Tuesday, 18 August 2015

Transforming farm residues into biofuels and more

To cut the cost of biofuels, their production-process can be enhanced to include additional valuable biochemical compounds. A recent experimental study focuses on one source of biomass: residues from Brazilian palm oil production.

Biofuels still have a long way to go to become sustainable substitutes for fossil fuels. A number of social and environmental hurdles have to be overcome, and crucially, their price has to come down to make them competitive. One way to make the overall process economically viable would be to process the biomass in biorefineries and transform it into additional high value chemicals for the chemical industry. Publishing in the journal Industrial Crops and Products, researchers from EPFL present how one such source of biomass, agricultural residues from Brazilian oil palm plantations, can be used to produce bioethanol and two additional end products: furfural, a much-used industrial compound, and lignin, a solid fuel that can be used in the biorefinery.

Oil palm dates grow in bunches, which are harvested and pressed to extract oil, which is currently used for cooking, cosmetics, and the production of biodiesel, among others. The left over fibrous residues are typically discarded as waste. But as Edgard Gnansounou and Jegannathan Kenthorai Raman from EPFL's Bioenergy and Energy Planning Research Group (BPE) explain, the empty fruit bunches are far from worthless. "You can make at least 30 valuable biochemical compounds using residues from palm oil production," they say.

So are empty palm oil fruit bunches a sustainable source of biomass?
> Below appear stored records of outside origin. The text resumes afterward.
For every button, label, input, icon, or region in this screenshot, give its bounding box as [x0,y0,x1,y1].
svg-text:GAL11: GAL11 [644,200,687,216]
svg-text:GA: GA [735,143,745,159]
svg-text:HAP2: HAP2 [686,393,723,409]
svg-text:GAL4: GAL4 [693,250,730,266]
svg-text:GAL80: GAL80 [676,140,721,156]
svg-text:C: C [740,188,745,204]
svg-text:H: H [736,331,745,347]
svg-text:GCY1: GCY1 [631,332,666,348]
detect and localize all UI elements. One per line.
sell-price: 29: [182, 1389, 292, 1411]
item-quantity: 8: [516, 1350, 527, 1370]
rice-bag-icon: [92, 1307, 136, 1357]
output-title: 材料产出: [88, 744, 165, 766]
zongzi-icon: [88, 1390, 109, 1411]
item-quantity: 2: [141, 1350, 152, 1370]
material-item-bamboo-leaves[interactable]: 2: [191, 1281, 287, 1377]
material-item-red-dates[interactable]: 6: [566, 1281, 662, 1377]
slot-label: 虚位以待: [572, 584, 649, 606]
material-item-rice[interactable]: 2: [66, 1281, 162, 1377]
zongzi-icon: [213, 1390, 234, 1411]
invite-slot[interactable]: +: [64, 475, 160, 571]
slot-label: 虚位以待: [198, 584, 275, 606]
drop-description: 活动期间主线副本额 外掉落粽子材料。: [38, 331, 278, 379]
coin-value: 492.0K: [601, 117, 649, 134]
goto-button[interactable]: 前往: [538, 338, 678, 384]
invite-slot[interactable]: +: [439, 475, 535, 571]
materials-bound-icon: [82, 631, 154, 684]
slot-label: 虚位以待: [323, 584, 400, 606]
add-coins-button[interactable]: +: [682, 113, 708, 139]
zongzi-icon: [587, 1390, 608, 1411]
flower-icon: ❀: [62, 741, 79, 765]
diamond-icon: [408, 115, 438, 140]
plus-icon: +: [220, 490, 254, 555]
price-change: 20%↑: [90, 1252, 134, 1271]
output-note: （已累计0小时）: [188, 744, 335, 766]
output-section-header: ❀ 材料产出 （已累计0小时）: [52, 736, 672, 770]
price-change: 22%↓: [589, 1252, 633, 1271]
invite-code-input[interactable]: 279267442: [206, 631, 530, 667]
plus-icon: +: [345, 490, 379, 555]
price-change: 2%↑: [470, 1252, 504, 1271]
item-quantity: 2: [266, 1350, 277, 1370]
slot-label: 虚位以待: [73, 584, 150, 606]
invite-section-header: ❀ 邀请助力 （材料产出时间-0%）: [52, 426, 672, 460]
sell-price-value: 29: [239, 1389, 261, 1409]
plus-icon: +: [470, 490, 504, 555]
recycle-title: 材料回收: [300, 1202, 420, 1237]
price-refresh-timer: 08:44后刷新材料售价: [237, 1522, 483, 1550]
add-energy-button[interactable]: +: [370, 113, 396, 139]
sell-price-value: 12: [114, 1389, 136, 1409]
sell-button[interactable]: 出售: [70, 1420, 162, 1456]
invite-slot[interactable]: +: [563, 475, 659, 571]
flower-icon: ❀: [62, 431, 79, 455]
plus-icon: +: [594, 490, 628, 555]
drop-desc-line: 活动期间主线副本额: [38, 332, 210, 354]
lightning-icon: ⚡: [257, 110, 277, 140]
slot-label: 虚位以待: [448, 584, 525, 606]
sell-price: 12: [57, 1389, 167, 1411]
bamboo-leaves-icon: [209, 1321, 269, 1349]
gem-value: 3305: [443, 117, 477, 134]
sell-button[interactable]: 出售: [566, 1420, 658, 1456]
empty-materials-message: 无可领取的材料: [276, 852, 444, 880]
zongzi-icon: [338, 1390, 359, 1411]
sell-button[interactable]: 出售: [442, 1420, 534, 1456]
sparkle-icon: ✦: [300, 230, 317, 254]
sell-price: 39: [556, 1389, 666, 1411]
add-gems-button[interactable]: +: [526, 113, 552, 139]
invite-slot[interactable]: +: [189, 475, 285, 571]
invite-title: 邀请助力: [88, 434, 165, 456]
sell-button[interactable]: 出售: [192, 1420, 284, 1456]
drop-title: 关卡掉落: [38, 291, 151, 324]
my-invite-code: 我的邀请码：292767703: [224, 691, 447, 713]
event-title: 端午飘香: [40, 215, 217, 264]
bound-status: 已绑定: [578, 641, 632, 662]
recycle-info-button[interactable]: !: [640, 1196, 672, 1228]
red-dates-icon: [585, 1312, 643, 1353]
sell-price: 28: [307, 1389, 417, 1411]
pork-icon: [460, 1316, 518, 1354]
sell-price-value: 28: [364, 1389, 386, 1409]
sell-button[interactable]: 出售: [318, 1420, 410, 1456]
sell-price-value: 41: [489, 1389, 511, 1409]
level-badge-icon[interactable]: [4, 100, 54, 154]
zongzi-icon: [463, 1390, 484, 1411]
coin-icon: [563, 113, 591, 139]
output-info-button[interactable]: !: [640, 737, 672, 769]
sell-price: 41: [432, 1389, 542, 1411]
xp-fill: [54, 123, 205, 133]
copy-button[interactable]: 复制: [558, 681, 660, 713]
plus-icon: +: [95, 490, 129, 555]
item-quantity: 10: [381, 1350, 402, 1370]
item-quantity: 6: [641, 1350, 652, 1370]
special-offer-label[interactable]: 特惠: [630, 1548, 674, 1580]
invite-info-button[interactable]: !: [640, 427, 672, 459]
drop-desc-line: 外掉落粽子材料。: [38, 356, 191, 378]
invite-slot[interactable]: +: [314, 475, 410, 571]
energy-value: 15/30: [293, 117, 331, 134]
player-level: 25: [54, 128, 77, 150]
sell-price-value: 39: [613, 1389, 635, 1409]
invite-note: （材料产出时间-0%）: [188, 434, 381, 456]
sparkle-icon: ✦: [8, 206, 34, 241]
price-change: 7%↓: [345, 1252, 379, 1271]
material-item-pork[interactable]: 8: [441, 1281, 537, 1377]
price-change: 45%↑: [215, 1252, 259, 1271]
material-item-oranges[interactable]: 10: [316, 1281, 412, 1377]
And if so, what types of compounds should they be transformed into? These are the kinds of questions that Gnansounou and Kenthorai seek to address in their research. For this particular study, they characterized the composition of the empty fruit bunches and optimized the chemical processes for their transformation. These data will feed into an assessment of the environmental impact and economic cost that such a biorefinery would have.